TALLAHASSEE, Fla. — In about a week, Florida's first elected female Commissioner of Agriculture and Consumer Services will end her first and only term. Nikki Fried spent the last four years at the helm of the department, challenging the governor's policies as the solo Democrat in the Florida Cabinet.
Fried was elected in 2018, winning a surprise victory that had some thinking she was the future of the Democratic Party in Florida. Fried remains the only Democrat to win the state in about a decade. But after a failed bid for governor earlier this year, she's departing her post without a new office waiting. Even so, Fried was proud of her record.
"I ran on three principles — weed, water and weapons," Fried said. "Going through each of those issues, we accomplished more than I even anticipated, then we did so much more."
Fried said she diversified the office, elevated hunger awareness and helped the agriculture sector navigate the pandemic and five hurricanes. She also established Florida's hemp program after the state authorized the commercialization of the versatile plant in 2019.
Under Fried's management, she said, hemp had made a more than $370 million economic impact, created 9,000 jobs, and now has 19,000 permitted acres in 64 counties.
"This truly is something that's going to move— not just our state forward — but our country forward," she said.
Fried thinks the incoming Republican commissioner, former Senate President Wilton Simpson, will share in her vision of hemp's potential. She expected the former lawmaker would continue to support the program over the next four years.
Simpson recently met with Fried to get familiar with his new post. The two spent nearly four hours together, and Fried said she offered Wilton some "words of wisdom."
"This is not a partisan office," Fried said. "Every day, we wake up trying to make sure that we are advocating for agriculture, that we are protecting our consumers, that we are advancing their interests as a member of the Florida Cabinet. That's what I kind of related to him. This office is special."
Gov. Ron DeSantis might disagree on whether FDACS is a partisan posting. The Republican caught a lot of flack from Fried's office over the years. She regularly sent letters calling for DeSantis to do more on issues like affordable housing, criminal justice and marijuana.
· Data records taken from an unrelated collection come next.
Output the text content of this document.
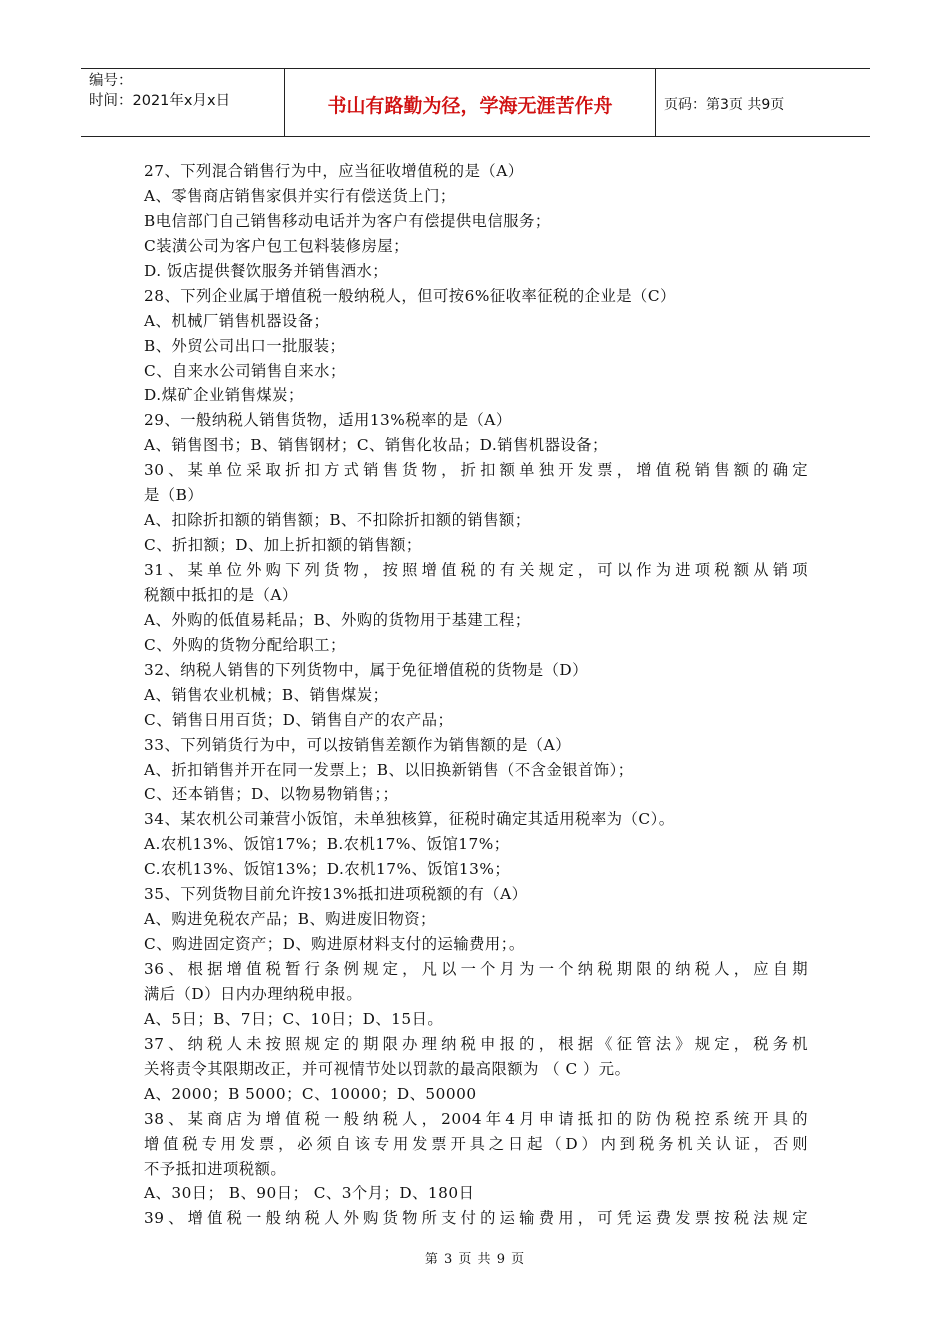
编号：
时间：2021年x月x日	书山有路勤为径，学海无涯苦作舟	页码：第3页 共9页
27、下列混合销售行为中，应当征收增值税的是（A）
A、零售商店销售家俱并实行有偿送货上门；
B电信部门自己销售移动电话并为客户有偿提供电信服务；
C装潢公司为客户包工包料装修房屋；
D. 饭店提供餐饮服务并销售酒水；
28、下列企业属于增值税一般纳税人，但可按6%征收率征税的企业是（C）
A、机械厂销售机器设备；
B、外贸公司出口一批服装；
C、自来水公司销售自来水；
D.煤矿企业销售煤炭；
29、一般纳税人销售货物，适用13%税率的是（A）
A、销售图书；B、销售钢材；C、销售化妆品；D.销售机器设备；
30、某单位采取折扣方式销售货物，折扣额单独开发票，增值税销售额的确定
是（B）
A、扣除折扣额的销售额；B、不扣除折扣额的销售额；
C、折扣额；D、加上折扣额的销售额；
31、某单位外购下列货物，按照增值税的有关规定，可以作为进项税额从销项
税额中抵扣的是（A）
A、外购的低值易耗品；B、外购的货物用于基建工程；
C、外购的货物分配给职工；
32、纳税人销售的下列货物中，属于免征增值税的货物是（D）
A、销售农业机械；B、销售煤炭；
C、销售日用百货；D、销售自产的农产品；
33、下列销货行为中，可以按销售差额作为销售额的是（A）
A、折扣销售并开在同一发票上；B、以旧换新销售（不含金银首饰）；
C、还本销售；D、以物易物销售；；
34、某农机公司兼营小饭馆，未单独核算，征税时确定其适用税率为（C）。
A.农机13%、饭馆17%；B.农机17%、饭馆17%；
C.农机13%、饭馆13%；D.农机17%、饭馆13%；
35、下列货物目前允许按13%抵扣进项税额的有（A）
A、购进免税农产品；B、购进废旧物资；
C、购进固定资产；D、购进原材料支付的运输费用；。
36、根据增值税暂行条例规定，凡以一个月为一个纳税期限的纳税人，应自期
满后（D）日内办理纳税申报。
A、5日；B、7日；C、10日；D、15日。
37、纳税人未按照规定的期限办理纳税申报的，根据《征管法》规定，税务机
关将责令其限期改正，并可视情节处以罚款的最高限额为 （ C ）元。
A、2000；B 5000；C、10000；D、50000
38、某商店为增值税一般纳税人，2004年4月申请抵扣的防伪税控系统开具的
增值税专用发票，必须自该专用发票开具之日起（D）内到税务机关认证，否则
不予抵扣进项税额。
A、30日； B、90日； C、3个月；D、180日
39、增值税一般纳税人外购货物所支付的运输费用，可凭运费发票按税法规定
第 3 页 共 9 页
She asked federal officials to investigate the governor's migrant deportation program and most recently, state prisons.
After years of the missives, DeSantis said this in August:
"She had an opportunity as being the only Democrat elected state-wide to exercise some leadership and maybe get some things done," DeSantis said while speaking with reporters after a Cabinet meeting "Instead, she's used her time to basically try to smear me on a daily basis. That's all she does."
It wasn't always like this. Fried and DeSantis started their terms working cooperatively on issues like the environment. Their relationship seems to have taken a big dive during the pandemic as the two differed on COVID policies. DeSantis resisted lockdowns and mandates. Fried wanted local governments to have control and, at times, advocated for things like a statewide mask order.
"My biggest regret— there wasn't enough opportunities to really show the synergy between myself and the rest of the Cabinet," Fried said. "Instead, it became a Ron DeSantis vs. Nikki Fried fight every single time instead of trying to show the country what it looks like for two leading members of their parties to be able to work together."
Fried said her next step is to focus on the future. Another run for public office is possible, but in the more immediate future, she's looking at working with Democrats in DC as an expert on Florida, its Republicans, and its chief executive — who may be eyeing a presidential run.
"To be able to utilize my voice to make sure that we get a Democrat— whether its president Biden reflected in 2024 or another Democrat, and to make sure that I'm not leaving my state behind," Fried said.
According to her office, Fried's last day is Jan. 2.